Co-founder and Chief Executive Jay Krebs (pictured) praised the company for beating all of its guided metrics during the quarter.

“Our momentum reflects the increasing importance of a complete data streaming platform to power mission-critical and real-time AI applications,” he insisted. “The significant partnerships and product innovations we unleashed over the past year have put us in a great position to advance our category lead in 2025.”

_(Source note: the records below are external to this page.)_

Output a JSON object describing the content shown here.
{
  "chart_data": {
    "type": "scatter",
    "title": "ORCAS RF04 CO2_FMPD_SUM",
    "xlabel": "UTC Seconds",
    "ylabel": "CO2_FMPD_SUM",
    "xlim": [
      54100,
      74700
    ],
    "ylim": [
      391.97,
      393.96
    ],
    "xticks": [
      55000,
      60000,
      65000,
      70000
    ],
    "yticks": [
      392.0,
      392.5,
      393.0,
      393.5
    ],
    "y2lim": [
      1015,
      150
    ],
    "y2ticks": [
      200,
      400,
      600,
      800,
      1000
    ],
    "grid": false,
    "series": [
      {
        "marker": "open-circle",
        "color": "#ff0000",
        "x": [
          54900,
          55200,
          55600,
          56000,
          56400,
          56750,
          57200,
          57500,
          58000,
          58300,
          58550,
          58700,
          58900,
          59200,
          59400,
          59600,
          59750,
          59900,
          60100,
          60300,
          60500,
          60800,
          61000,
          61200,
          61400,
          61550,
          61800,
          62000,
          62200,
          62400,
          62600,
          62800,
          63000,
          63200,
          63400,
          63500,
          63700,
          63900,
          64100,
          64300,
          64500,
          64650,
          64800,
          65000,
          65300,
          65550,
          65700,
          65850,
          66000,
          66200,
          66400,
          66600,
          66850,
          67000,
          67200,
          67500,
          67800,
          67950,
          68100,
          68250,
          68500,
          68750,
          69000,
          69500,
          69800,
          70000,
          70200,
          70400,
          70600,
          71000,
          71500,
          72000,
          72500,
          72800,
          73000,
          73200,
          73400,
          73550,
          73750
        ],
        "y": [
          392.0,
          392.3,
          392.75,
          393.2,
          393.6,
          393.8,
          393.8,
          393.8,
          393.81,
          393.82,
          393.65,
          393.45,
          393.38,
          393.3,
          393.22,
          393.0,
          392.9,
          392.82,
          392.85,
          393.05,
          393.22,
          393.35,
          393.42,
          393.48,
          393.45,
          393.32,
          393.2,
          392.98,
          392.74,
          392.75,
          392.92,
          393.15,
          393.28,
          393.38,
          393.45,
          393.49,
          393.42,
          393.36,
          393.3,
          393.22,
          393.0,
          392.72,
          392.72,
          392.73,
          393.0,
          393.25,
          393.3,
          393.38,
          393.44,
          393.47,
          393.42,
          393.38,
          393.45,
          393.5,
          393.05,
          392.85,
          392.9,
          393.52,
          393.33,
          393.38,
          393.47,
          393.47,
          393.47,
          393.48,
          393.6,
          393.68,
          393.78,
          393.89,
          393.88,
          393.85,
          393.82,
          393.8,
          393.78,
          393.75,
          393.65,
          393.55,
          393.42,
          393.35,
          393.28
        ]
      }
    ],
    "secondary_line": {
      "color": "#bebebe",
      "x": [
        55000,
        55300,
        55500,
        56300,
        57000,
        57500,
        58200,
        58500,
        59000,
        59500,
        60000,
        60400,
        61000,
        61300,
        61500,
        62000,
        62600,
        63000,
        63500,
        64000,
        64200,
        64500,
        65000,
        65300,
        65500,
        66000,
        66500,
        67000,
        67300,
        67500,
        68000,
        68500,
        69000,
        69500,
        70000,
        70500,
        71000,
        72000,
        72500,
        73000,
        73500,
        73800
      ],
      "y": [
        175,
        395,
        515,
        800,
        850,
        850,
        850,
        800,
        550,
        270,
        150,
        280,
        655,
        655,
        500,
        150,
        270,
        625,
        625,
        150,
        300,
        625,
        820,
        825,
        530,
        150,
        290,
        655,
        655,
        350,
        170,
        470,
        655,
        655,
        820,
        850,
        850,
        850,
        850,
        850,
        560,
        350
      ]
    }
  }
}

Confluent also showed strong momentum in terms of growing its customer base, saying that the number of clients generating at least $100,000 in annual sales rose 12% from a year ago, to 1,381.

The company’s growth is being fueled by the emergence of hundreds of AI applications that are thirsty for real-time data, said analyst Holger Mueller of Constellation Research Inc.

“Confluent provides the data foundation for these next-generation AI applications, and it’s doing well, hitting a $1 billion annual revenue run rate for the first time,” the analyst said. “But that growth came at the cost of profitability, which slipped during the quarter. The company will need to find a way to improve this, because investors generally want to see profits once companies surpass that $1 billion revenue run rate barrier.”

For the first quarter, Confluent sees more good things happening, and it’s forecasting earnings of between six and seven cents per share, the midpoint coming in just ahead of the Street’s target of a six-cent profit. For the full fiscal 2025, it’s aiming for a profit of 35 cents per share, in line with guidance.

Confluent is also hoping for big things from its new partnership with Databricks, which aims to help customers overcome the divide that exists between operational systems where data is generated, and the analytical systems that transform such information into insights.

Such systems tend to exist in separate siloes, which means different processes are applied between the two, making it difficult to marry real-time data with many analytics tools, and it’s this challenge that Confluent is tackling alongside Databricks.

They’re announcing a bidirectional integration between Confluent’s Tableflow and Databricks’ Delta Lake and Unity Catalog to enable real-time data across both systems, paving the way for AI-driven decision-making, the companies said.

“Real-time data is the fuel for AI,” Kreps said. “Together with Databricks, we’re ensuring businesses can harness the power of real-time data to build sophisticated AI-driven applications for their most critical use cases.”

Today’s after-hours gains mean that Confluent’s stock is up just over 7% in the year to date, though it’s still down about 5% over the last 12 months.